Good news, everyone! For a mere seventy dollars you can have your very own 12 inch tall Captain Antilles figure! Yes, the striking Rebel officer seen briefly at the beginning of A New Hope and possible relative of the illustrious Wedge Antilles (that's common knowledge, right?) can now be yours. Physically!



That's Darth Vader moments after he'd delivered a rap to Luke decidedly different from the promise to collude in destroying the Emperor at the end of The Empire Strikes Back. It's conceivable Vader's motives have shifted or he's simply become more passive, weighted down by despair perhaps.
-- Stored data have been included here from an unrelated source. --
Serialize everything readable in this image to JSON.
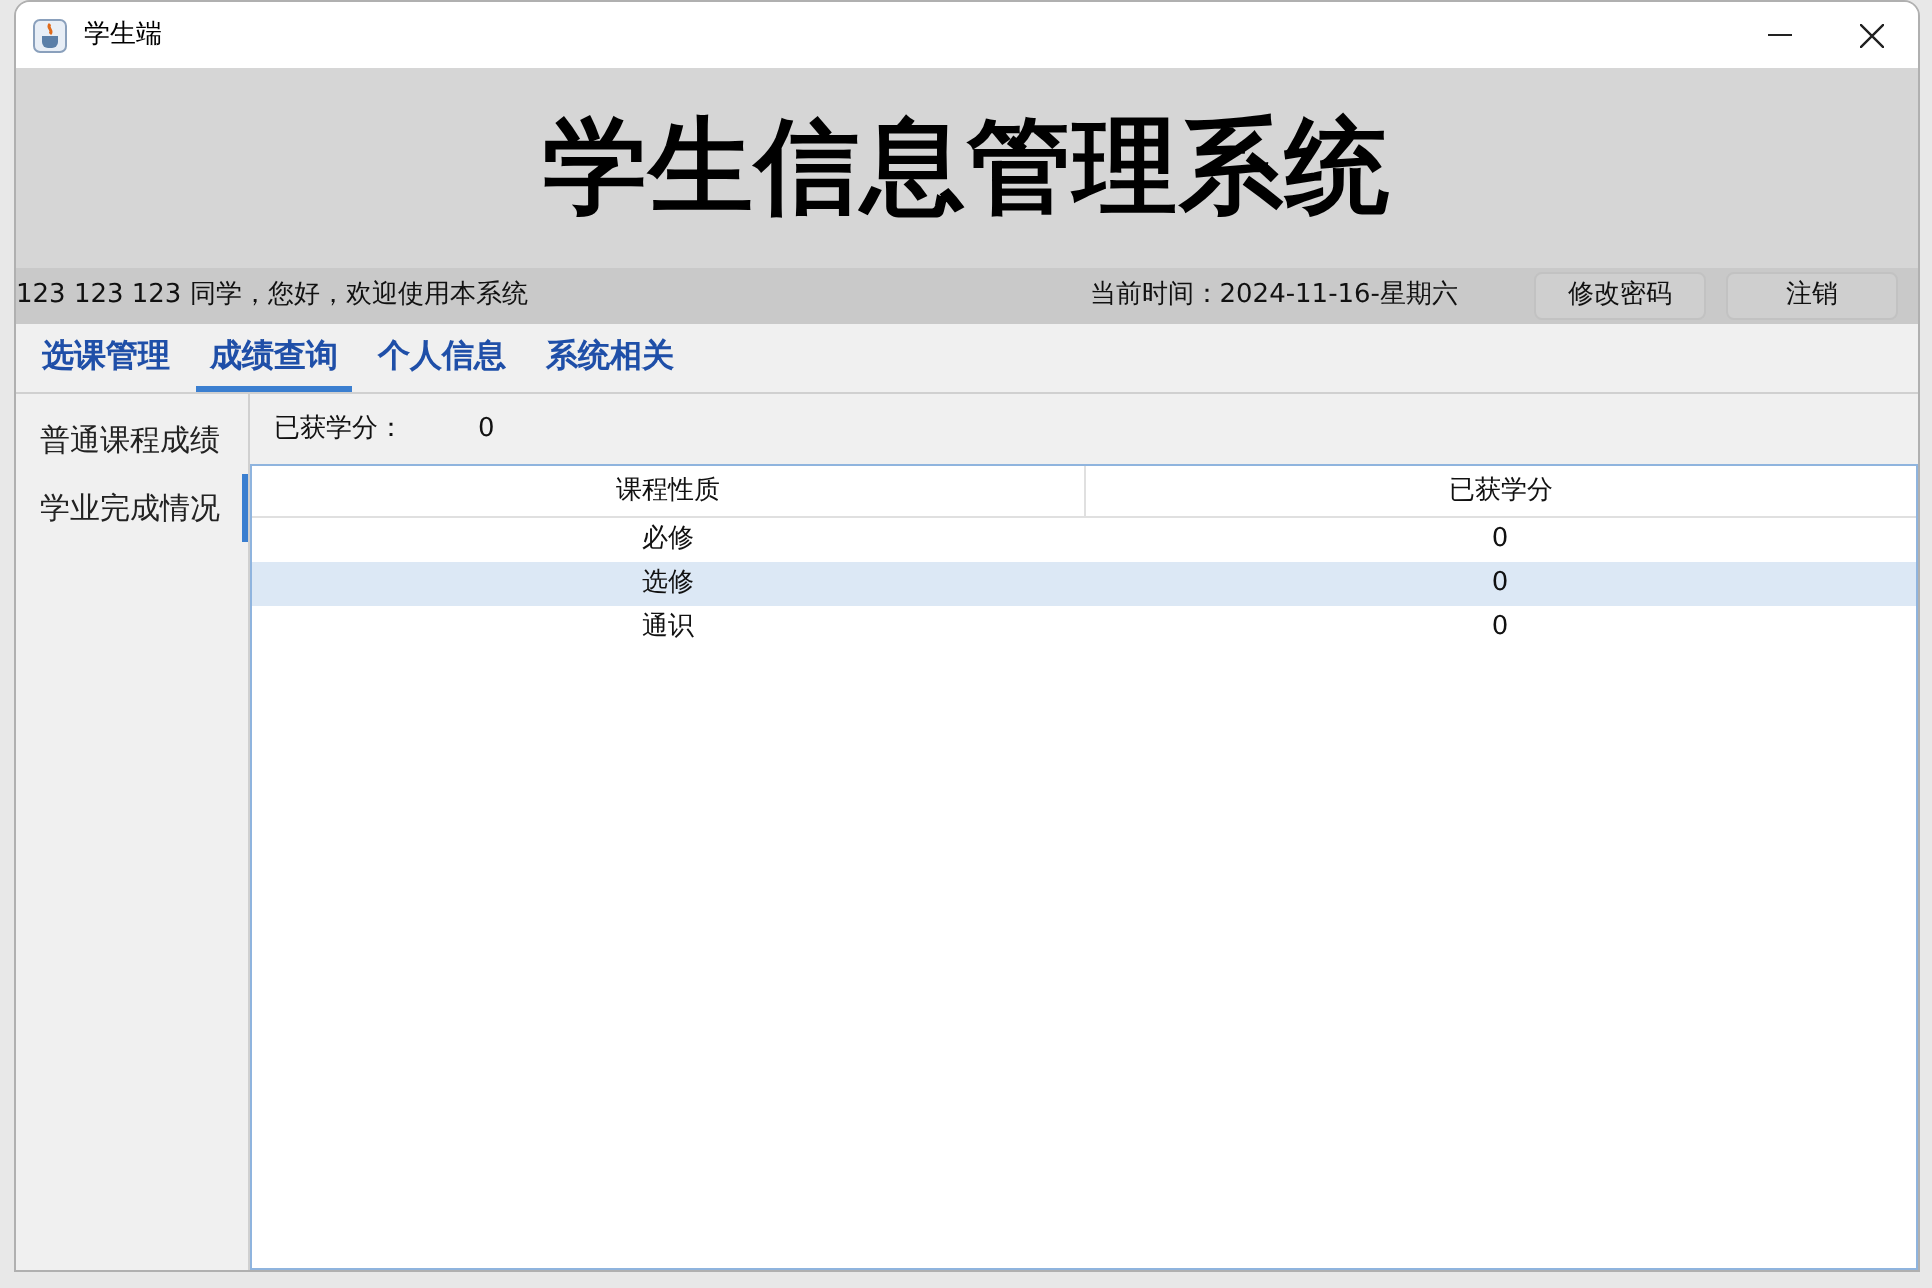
{
  "window": {
    "title": "学生端"
  },
  "banner": {
    "title": "学生信息管理系统"
  },
  "info_bar": {
    "greeting": "123 123 123 同学，您好，欢迎使用本系统",
    "time": "当前时间：2024-11-16-星期六",
    "buttons": [
      "修改密码",
      "注销"
    ]
  },
  "tabs": [
    {
      "label": "选课管理",
      "selected": false
    },
    {
      "label": "成绩查询",
      "selected": true
    },
    {
      "label": "个人信息",
      "selected": false
    },
    {
      "label": "系统相关",
      "selected": false
    }
  ],
  "sidebar": {
    "items": [
      {
        "label": "普通课程成绩",
        "selected": false
      },
      {
        "label": "学业完成情况",
        "selected": true
      }
    ]
  },
  "summary": {
    "label": "已获学分：",
    "value": "0"
  },
  "table": {
    "columns": [
      "课程性质",
      "已获学分"
    ],
    "rows": [
      {
        "cells": [
          "必修",
          "0"
        ],
        "selected": false
      },
      {
        "cells": [
          "选修",
          "0"
        ],
        "selected": true
      },
      {
        "cells": [
          "通识",
          "0"
        ],
        "selected": false
      }
    ]
  }
}
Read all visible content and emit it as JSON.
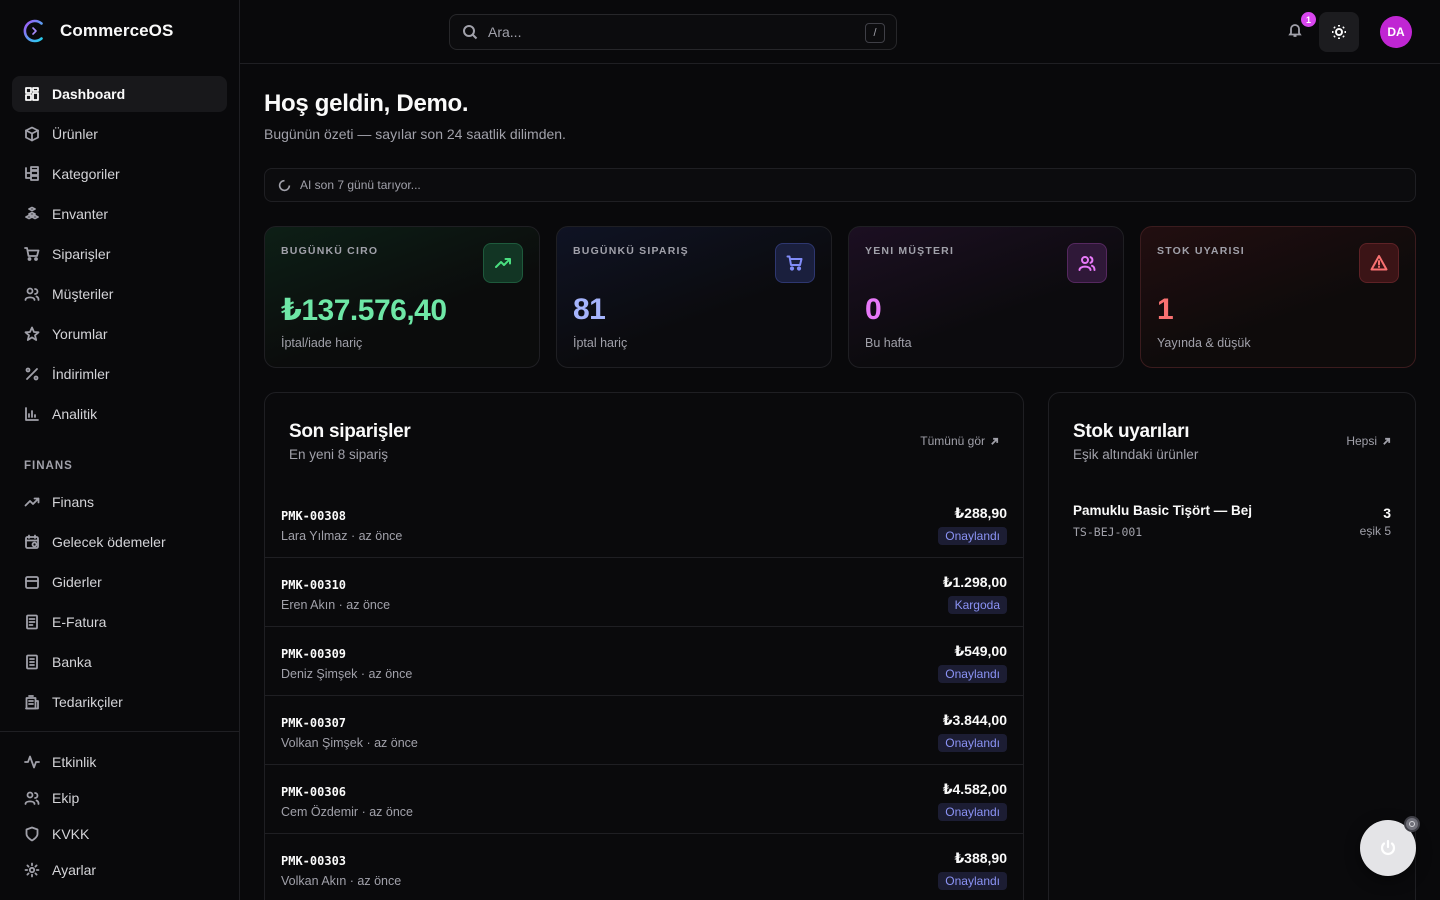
{
  "app": {
    "name": "CommerceOS"
  },
  "sidebar": {
    "main_items": [
      {
        "label": "Dashboard",
        "icon": "dashboard-icon",
        "active": true
      },
      {
        "label": "Ürünler",
        "icon": "package-icon"
      },
      {
        "label": "Kategoriler",
        "icon": "category-tree-icon"
      },
      {
        "label": "Envanter",
        "icon": "boxes-icon"
      },
      {
        "label": "Siparişler",
        "icon": "cart-icon"
      },
      {
        "label": "Müşteriler",
        "icon": "users-icon"
      },
      {
        "label": "Yorumlar",
        "icon": "star-icon"
      },
      {
        "label": "İndirimler",
        "icon": "percent-icon"
      },
      {
        "label": "Analitik",
        "icon": "bar-chart-icon"
      }
    ],
    "section_label": "FINANS",
    "finance_items": [
      {
        "label": "Finans",
        "icon": "trend-icon"
      },
      {
        "label": "Gelecek ödemeler",
        "icon": "calendar-clock-icon"
      },
      {
        "label": "Giderler",
        "icon": "wallet-icon"
      },
      {
        "label": "E-Fatura",
        "icon": "invoice-icon"
      },
      {
        "label": "Banka",
        "icon": "bank-icon"
      },
      {
        "label": "Tedarikçiler",
        "icon": "building-icon"
      }
    ],
    "bottom_items": [
      {
        "label": "Etkinlik",
        "icon": "activity-icon"
      },
      {
        "label": "Ekip",
        "icon": "team-icon"
      },
      {
        "label": "KVKK",
        "icon": "shield-icon"
      },
      {
        "label": "Ayarlar",
        "icon": "gear-icon"
      }
    ]
  },
  "topbar": {
    "search_placeholder": "Ara...",
    "search_shortcut": "/",
    "notification_count": "1",
    "avatar_initials": "DA"
  },
  "main": {
    "welcome": "Hoş geldin, Demo.",
    "subtitle": "Bugünün özeti — sayılar son 24 saatlik dilimden.",
    "ai_status": "AI son 7 günü tarıyor..."
  },
  "kpis": [
    {
      "label": "BUGÜNKÜ CIRO",
      "value": "₺137.576,40",
      "sub": "İptal/iade hariç",
      "icon": "trending-up-icon"
    },
    {
      "label": "BUGÜNKÜ SIPARIŞ",
      "value": "81",
      "sub": "İptal hariç",
      "icon": "cart-icon"
    },
    {
      "label": "YENI MÜŞTERI",
      "value": "0",
      "sub": "Bu hafta",
      "icon": "users-icon"
    },
    {
      "label": "STOK UYARISI",
      "value": "1",
      "sub": "Yayında & düşük",
      "icon": "alert-triangle-icon"
    }
  ],
  "orders_panel": {
    "title": "Son siparişler",
    "subtitle": "En yeni 8 sipariş",
    "link": "Tümünü gör",
    "rows": [
      {
        "id": "PMK-00308",
        "meta": "Lara Yılmaz · az önce",
        "amount": "₺288,90",
        "status": "Onaylandı"
      },
      {
        "id": "PMK-00310",
        "meta": "Eren Akın · az önce",
        "amount": "₺1.298,00",
        "status": "Kargoda"
      },
      {
        "id": "PMK-00309",
        "meta": "Deniz Şimşek · az önce",
        "amount": "₺549,00",
        "status": "Onaylandı"
      },
      {
        "id": "PMK-00307",
        "meta": "Volkan Şimşek · az önce",
        "amount": "₺3.844,00",
        "status": "Onaylandı"
      },
      {
        "id": "PMK-00306",
        "meta": "Cem Özdemir · az önce",
        "amount": "₺4.582,00",
        "status": "Onaylandı"
      },
      {
        "id": "PMK-00303",
        "meta": "Volkan Akın · az önce",
        "amount": "₺388,90",
        "status": "Onaylandı"
      }
    ]
  },
  "stock_panel": {
    "title": "Stok uyarıları",
    "subtitle": "Eşik altındaki ürünler",
    "link": "Hepsi",
    "rows": [
      {
        "name": "Pamuklu Basic Tişört — Bej",
        "sku": "TS-BEJ-001",
        "qty": "3",
        "threshold": "eşik 5"
      }
    ]
  },
  "colors": {
    "accent_green": "#6ee7a6",
    "accent_indigo": "#a5b4fc",
    "accent_fuchsia": "#e879f9",
    "accent_red": "#f87171",
    "status_badge": "#8b93f5"
  }
}
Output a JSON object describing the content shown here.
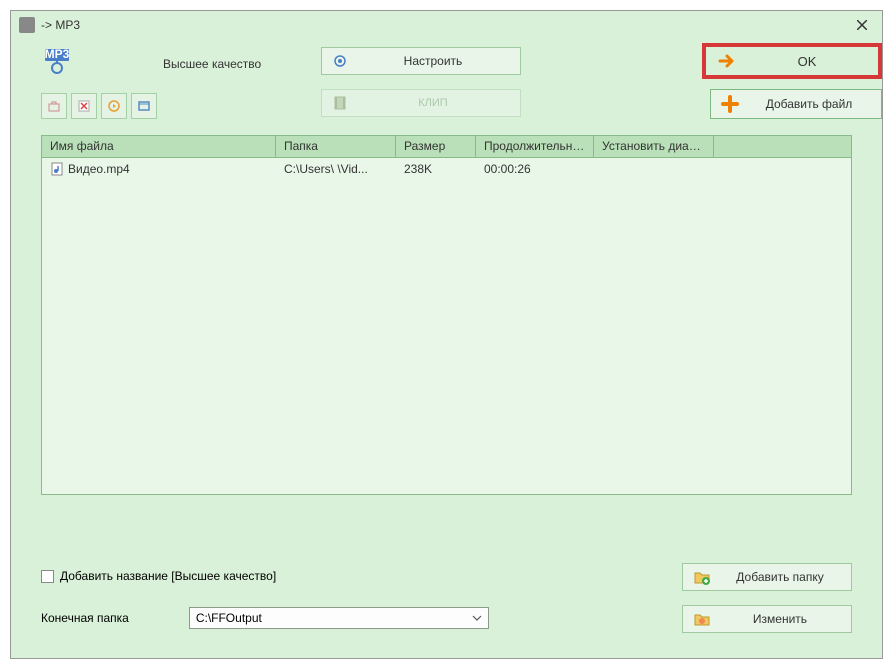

But there are other things about The Return of the Jedi that are inarguably flaws.

Luke's Plan!

"Okay, first we'll give them our droids so they can deliver a message and keep my lightsabre safe while I'm captured. Leia, you go in and thaw out Han. I'm not going to help you in this stage because your real objective is to become Jabba's sex slave--I'm sure you don't mind. It has to be this way so that I can come in and somehow improvise killing the Rancor with a femur and a skull. Then, when we're about to be executed, we'll surprise our enemies by killing them all! They'll never see that coming! Ready? Break!"

Then of course there's the detour on Endor so the gang can chase down some speeder bikes and an Imperial Legion can be taken down by an army of teddy bears armed with sticks and stones. All this because the movie can't very well spend time fulfilling the relationship between Han and Leia rendered in the second film--Leia is so robbed in the third film. Not only do we side-step the implications of her captivity with Jabba and her new relationship with Han, we also avoid exploring what it means that a guy she'd made out with turned out to be her brother.

It's hard to say what Lucas' intensions were in making Luke and Leia siblings. One might speculate it was a quick solution to not having time or narrative drive to resolve the relationship the two seemed to have in the first movie so that Leia could move on to Han. But Lucas told John Williams to score the films with discernable themes for characters and concepts after the manner of Wagner's operas, so I sort of wonder if Lucas was inspired by the incestuous relationship in Die Walkure, which features a brother and sister falling in love without knowing they're related. That Siegfried, Oden's chosen hero, is the offspring of the incestuous relationship is also reminiscent of the hero Luke being the son of the evil Vader. That we learn in the prequel trilogy that Vader was conceived by the midichlorians is a bit reminiscent of Oden fathering Siegmund and Sieglinde.

Maybe someone ought to have pointed out to Lucas that Wagner got along just fine without micro organisms, but on the other hand, the Star Wars series is a fantasy story told in a Science Fiction environment. It can't be easy, in the planning stages, to know when there's too much of one or the other to unbalance the thing.

I don't hate Return of the Jedi. It's much more of a kid's movie, but I do pretty much like the resolution between Vader and Luke, I like the Emperor, and I like the space battles. And I love B-wings.



Yesterday had a lot of distractions, but it was a good day. There was a nice, long telephone conversation with Trisa, and I got some fresh flat bread.

Twitter Sonnet #6

Star Wars seemed fresh again for me to-night.
I sat with a grey cat on the back porch.
Was jumped by a pit-bull who didn't bite.
Wonder why a waste ghoul would need a torch.
Scotch is such a smart compliment to lunch.
A black cat got her pink collar removed.
My flat bread is stale and starting to crunch.
The cold air is quietly fog approved.
Human girls are sometimes hot as Twi'leks.
Red rings of death are nicer than blue screens.
Supermen are spotted by their cow licks.
David Lynch coffee's all about the beans.
Almost forgot to finish this sonnet.
To win at the poems you have to want it.